Or you might prefer this title: What one 4-season bike commuter carries every day to be ready for (almost) anything.
- written by BLU contributor, Elizabeth
“I’d love to ride my bike but…
“what if the weather changes while I’m at work?”
“what if I get a flat tire and there’s no bus?”
“what if the zombie apocalypse starts and I don’t have my full bug-out bag ready on the bike? I can’t even fit my favorite #10 can of baked beans into my pannier! How is this a reasonable form of commuting when I can’t bring my longsword and flamethrower???”
OK, that last one is maybe a bit outside the norm. But mechanical breakdowns and weather issues are legitimate worries for new riders, especially since bike riders don’t have AAA as a safety net the way drivers do.
Here’s the good news: you can predict a lot of minor emergencies ahead of time and stay on top of them with an inexpensive emergency kit - it’s basically the bike equivalent of carrying around a windshield scraper and a spare tire. Nobody knows exactly when their next flat tire is coming, but it’s going to happen at some point: if you’re always prepared, you can stop worrying about it and enjoy your ride.
As an all-weather bike commuter, here’s what I bring in my “just in case” bag to manage common, predictable biking problems.

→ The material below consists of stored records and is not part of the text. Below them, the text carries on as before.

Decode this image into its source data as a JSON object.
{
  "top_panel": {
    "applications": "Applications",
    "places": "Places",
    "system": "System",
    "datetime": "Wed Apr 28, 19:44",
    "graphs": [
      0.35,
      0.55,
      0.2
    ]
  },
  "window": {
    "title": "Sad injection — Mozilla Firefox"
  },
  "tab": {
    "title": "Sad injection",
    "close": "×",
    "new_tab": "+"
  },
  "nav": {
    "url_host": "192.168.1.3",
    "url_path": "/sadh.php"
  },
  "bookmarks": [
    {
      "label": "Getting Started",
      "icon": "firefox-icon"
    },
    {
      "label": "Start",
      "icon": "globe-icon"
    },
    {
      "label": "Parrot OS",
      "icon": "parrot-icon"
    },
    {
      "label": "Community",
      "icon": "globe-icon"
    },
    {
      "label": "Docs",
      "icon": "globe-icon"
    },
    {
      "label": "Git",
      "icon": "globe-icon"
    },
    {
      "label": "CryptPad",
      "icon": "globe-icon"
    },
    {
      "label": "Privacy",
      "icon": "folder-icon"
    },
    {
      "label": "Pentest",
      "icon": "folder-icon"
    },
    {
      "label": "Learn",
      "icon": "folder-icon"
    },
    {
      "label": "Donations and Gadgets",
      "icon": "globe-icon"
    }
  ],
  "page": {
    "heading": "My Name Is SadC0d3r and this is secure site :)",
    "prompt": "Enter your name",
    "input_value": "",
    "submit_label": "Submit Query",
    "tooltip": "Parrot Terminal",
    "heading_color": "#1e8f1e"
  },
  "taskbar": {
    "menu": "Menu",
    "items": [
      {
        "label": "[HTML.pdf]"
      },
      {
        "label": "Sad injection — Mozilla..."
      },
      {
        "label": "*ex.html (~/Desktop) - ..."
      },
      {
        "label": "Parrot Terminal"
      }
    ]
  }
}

I live in Chicago, where I bike commute about 10 miles in total every day (~5 miles each way). I also do all my other travel by bike - groceries, dry cleaning, social events, volunteer work, everything. In the summer, I like to throw a tent on the back of the bike and go bike camping downstate. I don’t know how to drive; I’ve been biking everywhere year-round since I graduated college in 2011.
My trusty steed:
Specialized Sirrus with a pizza rack in front and a back rack with Ortlieb back-roller panniers. On the bike in this picture: all my work stuff (breakfast, lunch, laptop, office clothes, flats, water bottle, etc.), a complete martial arts uniform, regular gym clothes and shoes, a bag full of random groceries, and my bag full of “just in case” emergency supplies (buried at the bottom of one of the big red bags).
My everyday “just in case” kit:
That’s a lot of stuff, so let’s break it down.
What I pack for my body:
+ Seasonally-appropriate spare socks, in case of rain (nobody wants to get wet on the way to work and then be stuck putting on their damp socks again to go home.)
+ Mini deodorant (if I’m going to work, I also have a regular-sized one in my toiletries bag; the mini is a backup)
+ Extremely basic first aid kit (antibiotic cream, band-aids, gauze, some kind of disposable wipes)
(winter special edition)
+ Spare (knockoff) Buff.
+ Hot Hands, for emergencies. I aim not to get into situations that require these.
+ Spare leggings (as an extra layer in case of temperature changes). These particular ones are Columbia Omni-Heat leggings, which I like because they’re warm but thin, so I can easily add 2-3 layers on top of them.
+ Spare merino wool shirt. This one has sleeves with thumbholes, so it also doubles as an extra booster for my gloves.
What I pack for my bike:
+ Mini tire pump and Presta-Schraeder valve converter (aka the magic tool that lets you fill your tires from gas station air pumps). I also carry a Presta-Schraeder converter around on my keychain at all times.
+ Fix-a-flat kit, and the knowledge of how to use it. My first year of bike commuting, I carried around one of these but had no idea how it worked. Maybe I thought it would be a kind of lucky charm against flats or something? Spoiler: it doesn’t!
+ Basic repair tools: multi-tool, lube, tire levers, pocket knife. I also throw some cheap plastic gloves in there because I have a professional job where I can’t have chain grease all over my hands.
+ Spare set of bike lights (sometimes I carry a couple sets so I can give some away to random folks riding without lights at night).
(Formerly, not pictured) Printed instructions for changing a tire, patching a flat, etc. I’m now comfortable with doing all these things from memory, but before I could do them confidently, I carried around reference instructions. Strongly recommended for new riders.
+ Big 1-gallon plastic bag to hold all that stuff, like this:
Reusable shopping bag
Portable phone charger (doubles as a bike light charger)
It looks like a lot of stuff, but it all packs up into the shopping bag pretty nicely and fits in the bottom ¼ of one pannier. And in the summer, it’s a lot physically smaller because there aren’t any bulky winter clothes.